Sometimes these would stick off the screen, and ugly scroll bars would pop in. Using overflow: hidden on them wouldn't fix it - so I used overflow: hidden on the entire page. Which will mess people up with screensizes smaller than 1024x768, but according to my stat reporting nobody's running that small ... so far.
Resizing The Game To Fit The Window
And that was all I needed, up until I wanted the game to resize with the window. Up until now I'd been doing everything in absolute pixels.
First, resizing the window is pretty easy: use the javascript onresize. (With native client, when you resize the embedded native client element, it calls DidChangeView on the instance. From there I resized my post-processing buffers as necessary.)

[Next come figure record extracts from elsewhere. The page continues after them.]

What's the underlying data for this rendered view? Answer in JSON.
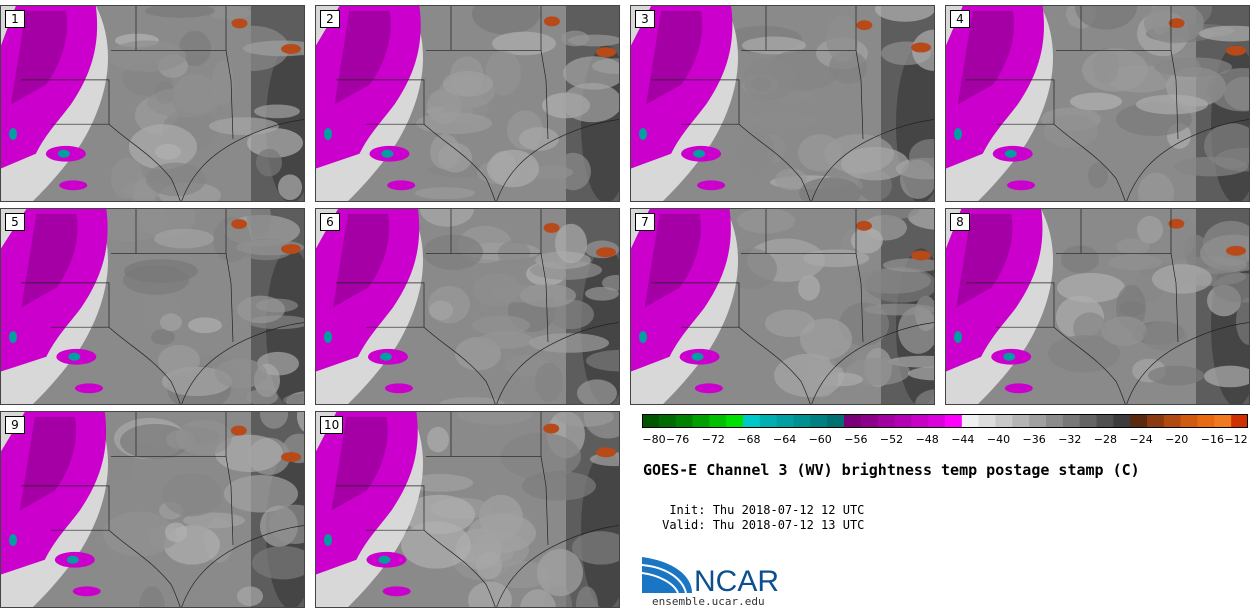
{
  "panels": [
    "1",
    "2",
    "3",
    "4",
    "5",
    "6",
    "7",
    "8",
    "9",
    "10"
  ],
  "colorbar": {
    "tick_labels": [
      "−80",
      "−76",
      "−72",
      "−68",
      "−64",
      "−60",
      "−56",
      "−52",
      "−48",
      "−44",
      "−40",
      "−36",
      "−32",
      "−28",
      "−24",
      "−20",
      "−16",
      "−12"
    ],
    "colors": [
      "#005500",
      "#006b00",
      "#008200",
      "#00a000",
      "#00c000",
      "#00e000",
      "#00c8c8",
      "#00b0b0",
      "#00a0a0",
      "#009090",
      "#008080",
      "#007070",
      "#7a007a",
      "#8a008a",
      "#a000a0",
      "#b400b4",
      "#c800c8",
      "#dc00dc",
      "#ff00ff",
      "#f0f0f0",
      "#dcdcdc",
      "#c8c8c8",
      "#b4b4b4",
      "#a0a0a0",
      "#8c8c8c",
      "#787878",
      "#646464",
      "#505050",
      "#3c3c3c",
      "#5a2a10",
      "#8a3a10",
      "#b04a10",
      "#d05a10",
      "#e86a10",
      "#f07a20",
      "#d03000"
    ]
  },
  "title": "GOES-E Channel 3 (WV) brightness temp postage stamp (C)",
  "init": {
    "label": "Init:",
    "value": "Thu 2018-07-12 12 UTC"
  },
  "valid": {
    "label": "Valid:",
    "value": "Thu 2018-07-12 13 UTC"
  },
  "logo_text": "NCAR",
  "site": "ensemble.ucar.edu"
}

The hard part was putting text in the right place - particularly centered text. One way is to use absolute: position, left: 50%, text-align: center, width: arbitrarypx, margin-left: -onehalfarbitrarypx. (Resize that window to see it in action.)
But some of my text, I didn't just want to center it absolutely - I wanted it centered in the middle of the larger, left-hand pane. And it had all sorts of tabley stuff and radio button lists and doodads inside it. This was the biggest pain. This was where I broke out the new flex box stuff which is differently supported in different browsers ... on the bright side, since I'm only supporting Chrome, I only had to use -webkit-box. On the dark side, I discovered interesting things like it's hard to combine flex box with absolute position - look what happens (Chrome/webkit only) if you flex box a list at the bottom of the screen. (My solution for the lower nav bar was to use display: inline and lots of padding-right - they don't spread out exactly the way I wanted but whatev.)
For the box-centered-in-a-pane, I ended up faking it with padding. There's got to be a better way:
A Book
I learned almost everything I know about CSS from CSS: The Missing Manual... and a lot of Googling.